Moreover, higher income and wealthier households spend proportionally more on services and “experiences” such as travel, eating out, theatre, cinema – things that Covid containment measures have prevented. Consequently, we are likely to have seen a significant increase in unplanned saving amongst this grouping with the money instead put into various financial and physical assets.

There was also a substantial increase in wealth within cash, checking and savings deposits. Given such low interest rates this was overwhelmingly due to people putting more and more money into these accounts – up $2.8tn since 1Q20 and up $3.3tn since 4Q19!

Low income households have also improved their financial position

Lower income households will also have benefited to some extent with government stimulus checks of $1200, $600 and $1400 combined with uprated and extended unemployment benefits contributed to huge increases in household incomes over the past 14 months. This can be seen in the chart below with the orange bars representing the income boost from the checks and the grey bars representing the expanded unemployment benefits.

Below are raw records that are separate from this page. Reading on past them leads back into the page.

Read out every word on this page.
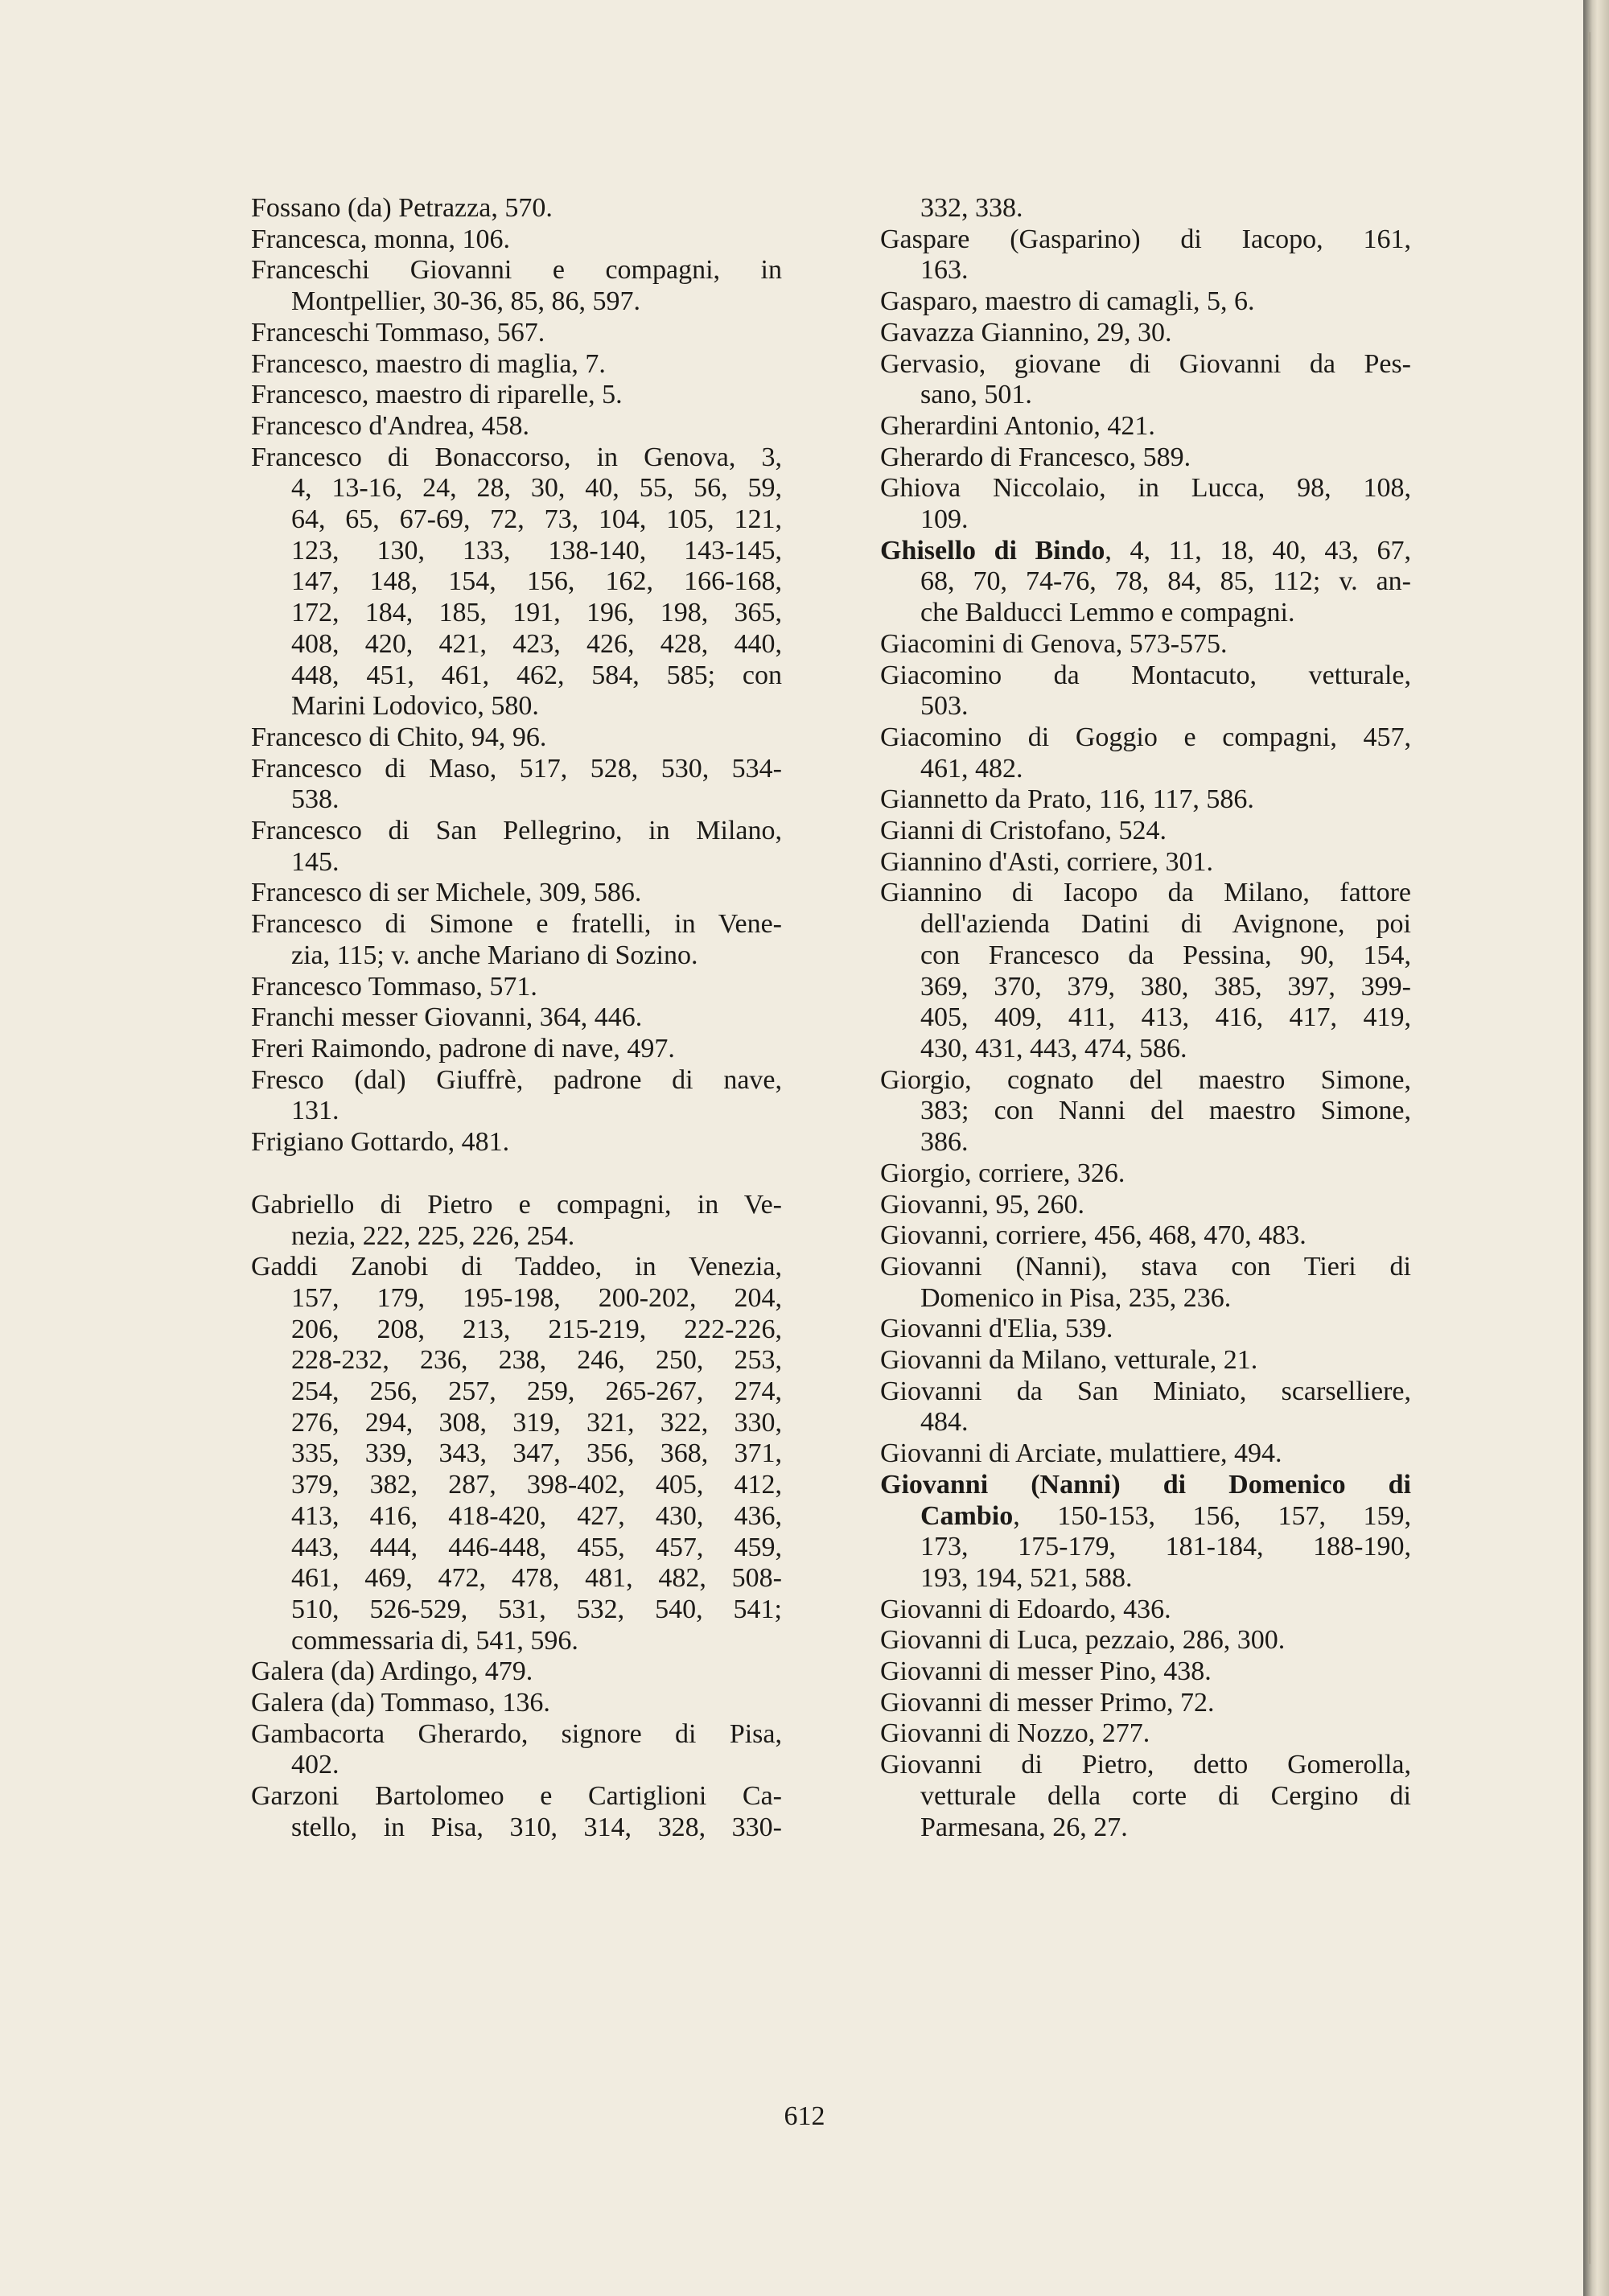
Fossano (da) Petrazza, 570.
Francesca, monna, 106.
Franceschi Giovanni e compagni, in
Montpellier, 30-36, 85, 86, 597.
Franceschi Tommaso, 567.
Francesco, maestro di maglia, 7.
Francesco, maestro di riparelle, 5.
Francesco d'Andrea, 458.
Francesco di Bonaccorso, in Genova, 3,
4, 13-16, 24, 28, 30, 40, 55, 56, 59,
64, 65, 67-69, 72, 73, 104, 105, 121,
123, 130, 133, 138-140, 143-145,
147, 148, 154, 156, 162, 166-168,
172, 184, 185, 191, 196, 198, 365,
408, 420, 421, 423, 426, 428, 440,
448, 451, 461, 462, 584, 585; con
Marini Lodovico, 580.
Francesco di Chito, 94, 96.
Francesco di Maso, 517, 528, 530, 534-
538.
Francesco di San Pellegrino, in Milano,
145.
Francesco di ser Michele, 309, 586.
Francesco di Simone e fratelli, in Vene-
zia, 115; v. anche Mariano di Sozino.
Francesco Tommaso, 571.
Franchi messer Giovanni, 364, 446.
Freri Raimondo, padrone di nave, 497.
Fresco (dal) Giuffrè, padrone di nave,
131.
Frigiano Gottardo, 481.
Gabriello di Pietro e compagni, in Ve-
nezia, 222, 225, 226, 254.
Gaddi Zanobi di Taddeo, in Venezia,
157, 179, 195-198, 200-202, 204,
206, 208, 213, 215-219, 222-226,
228-232, 236, 238, 246, 250, 253,
254, 256, 257, 259, 265-267, 274,
276, 294, 308, 319, 321, 322, 330,
335, 339, 343, 347, 356, 368, 371,
379, 382, 287, 398-402, 405, 412,
413, 416, 418-420, 427, 430, 436,
443, 444, 446-448, 455, 457, 459,
461, 469, 472, 478, 481, 482, 508-
510, 526-529, 531, 532, 540, 541;
commessaria di, 541, 596.
Galera (da) Ardingo, 479.
Galera (da) Tommaso, 136.
Gambacorta Gherardo, signore di Pisa,
402.
Garzoni Bartolomeo e Cartiglioni Ca-
stello, in Pisa, 310, 314, 328, 330-
332, 338.
Gaspare (Gasparino) di Iacopo, 161,
163.
Gasparo, maestro di camagli, 5, 6.
Gavazza Giannino, 29, 30.
Gervasio, giovane di Giovanni da Pes-
sano, 501.
Gherardini Antonio, 421.
Gherardo di Francesco, 589.
Ghiova Niccolaio, in Lucca, 98, 108,
109.
Ghisello di Bindo, 4, 11, 18, 40, 43, 67,
68, 70, 74-76, 78, 84, 85, 112; v. an-
che Balducci Lemmo e compagni.
Giacomini di Genova, 573-575.
Giacomino da Montacuto, vetturale,
503.
Giacomino di Goggio e compagni, 457,
461, 482.
Giannetto da Prato, 116, 117, 586.
Gianni di Cristofano, 524.
Giannino d'Asti, corriere, 301.
Giannino di Iacopo da Milano, fattore
dell'azienda Datini di Avignone, poi
con Francesco da Pessina, 90, 154,
369, 370, 379, 380, 385, 397, 399-
405, 409, 411, 413, 416, 417, 419,
430, 431, 443, 474, 586.
Giorgio, cognato del maestro Simone,
383; con Nanni del maestro Simone,
386.
Giorgio, corriere, 326.
Giovanni, 95, 260.
Giovanni, corriere, 456, 468, 470, 483.
Giovanni (Nanni), stava con Tieri di
Domenico in Pisa, 235, 236.
Giovanni d'Elia, 539.
Giovanni da Milano, vetturale, 21.
Giovanni da San Miniato, scarselliere,
484.
Giovanni di Arciate, mulattiere, 494.
Giovanni (Nanni) di Domenico di
Cambio, 150-153, 156, 157, 159,
173, 175-179, 181-184, 188-190,
193, 194, 521, 588.
Giovanni di Edoardo, 436.
Giovanni di Luca, pezzaio, 286, 300.
Giovanni di messer Pino, 438.
Giovanni di messer Primo, 72.
Giovanni di Nozzo, 277.
Giovanni di Pietro, detto Gomerolla,
vetturale della corte di Cergino di
Parmesana, 26, 27.
612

An NBER paper calculated that 69% of unemployment benefit recipients actually earned more money being unemployed than when they were working. The median recipient received 134% of their previous after-tax compensation. Encouragingly we are now seeing positive income growth from higher wages and salaries and this will hopefully mean that incomes can keep rising even as benefits are scaled back.

Change in annualised US household incomes versus February 2020

Source: Macrobond, ING
Macrobond, ING

More ammunition to spend

With employment growth looking resilient and higher income growth becoming increasingly evident the outlook for consumer spending remains positive. Today’s evidence of further massive accumulation of wealth only adds to the potential spending ammunition of the household sector. In an environment where supply constraints persist this adds another reason to argue that the demand growth in the economy is likely to outpace the supply side capacity. Another argument for inflation staying higher for longer and why the Fed will taper QE this year and start to raise interest rates from next year.